Recently I've changed career paths and have moved out of the city I lived in and loved for the past three years.
In this new city in the mornings, I grab a coffee to-go and walk around in the freezing cold. This is my happy half hour of zen. The combination of heat from the coffee cup, mixed with the cold from the the falling snow, gives me an odd sense of calmness and ability to think about things clearly while I'm away from screens.
The ability to just go outside and see the sky in the morning, casting myself up into the clouds and looking down at myself from above, reminds me that whatever anxieties and depressing thoughts I have today, they are perhaps insignificant in the grand scheme of things.

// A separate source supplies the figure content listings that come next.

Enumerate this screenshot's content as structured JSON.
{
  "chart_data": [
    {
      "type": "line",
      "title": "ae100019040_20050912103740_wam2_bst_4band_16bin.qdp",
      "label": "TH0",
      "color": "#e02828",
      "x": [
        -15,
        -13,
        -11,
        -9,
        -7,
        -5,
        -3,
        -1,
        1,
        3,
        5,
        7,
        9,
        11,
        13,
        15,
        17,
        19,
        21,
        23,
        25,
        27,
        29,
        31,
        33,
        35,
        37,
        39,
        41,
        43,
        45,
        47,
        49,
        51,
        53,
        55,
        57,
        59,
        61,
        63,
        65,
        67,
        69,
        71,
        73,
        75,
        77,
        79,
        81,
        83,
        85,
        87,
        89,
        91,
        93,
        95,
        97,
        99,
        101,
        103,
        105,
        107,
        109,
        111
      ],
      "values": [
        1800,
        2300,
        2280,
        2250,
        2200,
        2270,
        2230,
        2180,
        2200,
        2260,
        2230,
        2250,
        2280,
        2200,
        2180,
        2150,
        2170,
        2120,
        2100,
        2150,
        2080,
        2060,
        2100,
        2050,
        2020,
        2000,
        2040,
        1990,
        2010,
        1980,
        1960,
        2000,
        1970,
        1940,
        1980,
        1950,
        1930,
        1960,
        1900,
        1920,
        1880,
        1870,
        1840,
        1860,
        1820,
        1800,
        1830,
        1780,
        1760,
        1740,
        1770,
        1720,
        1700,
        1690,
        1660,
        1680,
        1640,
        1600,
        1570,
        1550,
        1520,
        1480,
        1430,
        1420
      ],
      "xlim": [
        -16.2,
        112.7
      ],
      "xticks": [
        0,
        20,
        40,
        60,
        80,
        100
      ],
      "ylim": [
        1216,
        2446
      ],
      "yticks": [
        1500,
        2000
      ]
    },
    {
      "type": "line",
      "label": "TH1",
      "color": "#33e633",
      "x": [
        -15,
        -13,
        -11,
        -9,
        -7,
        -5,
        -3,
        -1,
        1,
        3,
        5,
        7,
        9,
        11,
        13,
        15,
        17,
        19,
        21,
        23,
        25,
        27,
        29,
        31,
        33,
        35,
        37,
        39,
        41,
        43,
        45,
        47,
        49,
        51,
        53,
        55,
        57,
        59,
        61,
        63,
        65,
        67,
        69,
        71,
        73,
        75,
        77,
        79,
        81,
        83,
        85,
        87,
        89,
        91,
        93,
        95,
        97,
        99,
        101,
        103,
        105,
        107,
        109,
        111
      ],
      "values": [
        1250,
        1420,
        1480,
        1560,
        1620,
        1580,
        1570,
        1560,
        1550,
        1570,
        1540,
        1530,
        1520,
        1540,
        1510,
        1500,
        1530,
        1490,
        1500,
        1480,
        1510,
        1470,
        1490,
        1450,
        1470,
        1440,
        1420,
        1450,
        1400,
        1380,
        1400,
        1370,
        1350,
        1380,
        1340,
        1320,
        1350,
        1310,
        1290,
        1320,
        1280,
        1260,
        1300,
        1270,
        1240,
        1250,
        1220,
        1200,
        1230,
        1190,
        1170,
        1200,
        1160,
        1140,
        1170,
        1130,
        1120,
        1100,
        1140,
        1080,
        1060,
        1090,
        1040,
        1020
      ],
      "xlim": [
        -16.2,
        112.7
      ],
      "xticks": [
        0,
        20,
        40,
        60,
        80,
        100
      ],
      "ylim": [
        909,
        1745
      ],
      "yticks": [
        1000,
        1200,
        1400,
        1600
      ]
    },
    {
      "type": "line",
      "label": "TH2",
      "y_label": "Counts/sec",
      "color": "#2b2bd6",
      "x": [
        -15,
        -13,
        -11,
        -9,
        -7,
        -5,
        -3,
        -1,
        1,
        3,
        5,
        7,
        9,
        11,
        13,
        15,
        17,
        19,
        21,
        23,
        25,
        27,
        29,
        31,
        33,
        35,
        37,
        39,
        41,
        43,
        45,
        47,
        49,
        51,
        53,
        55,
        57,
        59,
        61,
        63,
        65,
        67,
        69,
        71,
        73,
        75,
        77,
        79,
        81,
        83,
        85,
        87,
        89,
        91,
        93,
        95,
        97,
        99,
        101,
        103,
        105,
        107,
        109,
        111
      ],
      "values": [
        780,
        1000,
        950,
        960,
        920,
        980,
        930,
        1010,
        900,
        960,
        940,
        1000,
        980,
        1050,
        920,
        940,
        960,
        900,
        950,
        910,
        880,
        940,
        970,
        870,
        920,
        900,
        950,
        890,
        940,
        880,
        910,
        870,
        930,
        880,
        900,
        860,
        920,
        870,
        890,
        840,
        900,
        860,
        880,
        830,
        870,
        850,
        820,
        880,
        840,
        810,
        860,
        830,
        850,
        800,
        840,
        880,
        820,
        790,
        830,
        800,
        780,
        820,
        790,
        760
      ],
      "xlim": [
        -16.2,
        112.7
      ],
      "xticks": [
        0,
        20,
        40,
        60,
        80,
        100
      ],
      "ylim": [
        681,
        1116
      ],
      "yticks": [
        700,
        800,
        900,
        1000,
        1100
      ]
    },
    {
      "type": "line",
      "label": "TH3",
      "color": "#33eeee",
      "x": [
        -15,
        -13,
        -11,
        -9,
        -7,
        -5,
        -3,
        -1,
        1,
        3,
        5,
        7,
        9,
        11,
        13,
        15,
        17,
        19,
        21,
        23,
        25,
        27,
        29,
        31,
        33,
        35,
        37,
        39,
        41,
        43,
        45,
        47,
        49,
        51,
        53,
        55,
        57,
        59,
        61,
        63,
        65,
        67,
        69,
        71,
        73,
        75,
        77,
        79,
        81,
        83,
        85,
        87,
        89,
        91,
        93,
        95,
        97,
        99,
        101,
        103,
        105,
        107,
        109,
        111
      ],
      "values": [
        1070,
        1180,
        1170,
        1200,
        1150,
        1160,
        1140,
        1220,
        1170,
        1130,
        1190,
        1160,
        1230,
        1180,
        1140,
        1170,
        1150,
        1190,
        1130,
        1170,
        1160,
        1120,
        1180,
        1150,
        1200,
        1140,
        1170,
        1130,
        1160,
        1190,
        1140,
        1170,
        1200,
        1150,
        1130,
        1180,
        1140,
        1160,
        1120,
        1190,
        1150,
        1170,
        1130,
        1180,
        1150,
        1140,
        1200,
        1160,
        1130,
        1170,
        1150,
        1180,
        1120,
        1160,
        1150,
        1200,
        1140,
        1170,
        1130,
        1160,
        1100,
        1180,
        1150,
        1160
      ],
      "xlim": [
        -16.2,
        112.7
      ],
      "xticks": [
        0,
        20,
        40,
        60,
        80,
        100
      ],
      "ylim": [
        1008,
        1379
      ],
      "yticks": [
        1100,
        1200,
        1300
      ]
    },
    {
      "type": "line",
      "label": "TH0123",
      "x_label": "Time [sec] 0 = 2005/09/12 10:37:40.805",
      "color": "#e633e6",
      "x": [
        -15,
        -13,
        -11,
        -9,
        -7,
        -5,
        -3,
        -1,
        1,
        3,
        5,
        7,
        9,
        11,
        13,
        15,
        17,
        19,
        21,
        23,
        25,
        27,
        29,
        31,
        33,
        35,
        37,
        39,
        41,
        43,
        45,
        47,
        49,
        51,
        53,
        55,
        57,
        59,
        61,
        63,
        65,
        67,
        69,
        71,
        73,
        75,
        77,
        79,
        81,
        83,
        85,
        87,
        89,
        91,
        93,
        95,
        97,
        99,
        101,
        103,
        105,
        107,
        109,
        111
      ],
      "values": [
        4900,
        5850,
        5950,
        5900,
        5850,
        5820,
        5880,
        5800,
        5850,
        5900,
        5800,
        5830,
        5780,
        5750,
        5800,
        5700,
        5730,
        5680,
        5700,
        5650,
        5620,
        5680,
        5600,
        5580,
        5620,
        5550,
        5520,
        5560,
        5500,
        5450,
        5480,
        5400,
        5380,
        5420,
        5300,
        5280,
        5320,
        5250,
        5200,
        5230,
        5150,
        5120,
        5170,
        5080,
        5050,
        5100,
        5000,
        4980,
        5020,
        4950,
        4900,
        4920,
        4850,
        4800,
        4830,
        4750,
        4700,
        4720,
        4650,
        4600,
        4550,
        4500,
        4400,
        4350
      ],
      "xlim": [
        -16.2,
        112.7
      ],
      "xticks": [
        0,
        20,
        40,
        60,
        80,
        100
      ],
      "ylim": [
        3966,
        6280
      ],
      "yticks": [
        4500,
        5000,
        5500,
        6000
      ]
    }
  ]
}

The things I think about on this walk vary; It feels tiring to start over, I am struggling to maintain relationships with people from my past over digital constructs (to expand on this thought, I think of these relationships as being in a crowd of people at a train station. You're on an invisible spline, briskly heading from random waypoint to waypoint, when you come close to a friendly face. You know there will be seconds for any exchange of words to be registered by the other person, because they are also walking fast, and it's like neither of you can stop moving for a minute to tell the other person something. Then there's the uncertainty of when you'll run into them again and hear from them, which gives every encounter with them more weight and urgency, and it goes on like this ad infinitum); how can I forge new relationships with people IRL after graduating college, dealing with insanely unbalanced work/life, and the isolating effects of working in post production; this weird and new see-saw between acting professionally as a 25-year-old and realizing that growing up does not mean losing the fun in life.
I keep a list of things to cross off in a notebook that I believe will help slowly beat my depression and that keep me focused. I tackle one thing at a time, even if it takes a really long time to accomplish it.
It is a fight to not let the darkness overtake the light many days, but I like to quote Sly Stallone when he tells Adonis in Creed, "One step at a time, one punch at a time, one round at a time."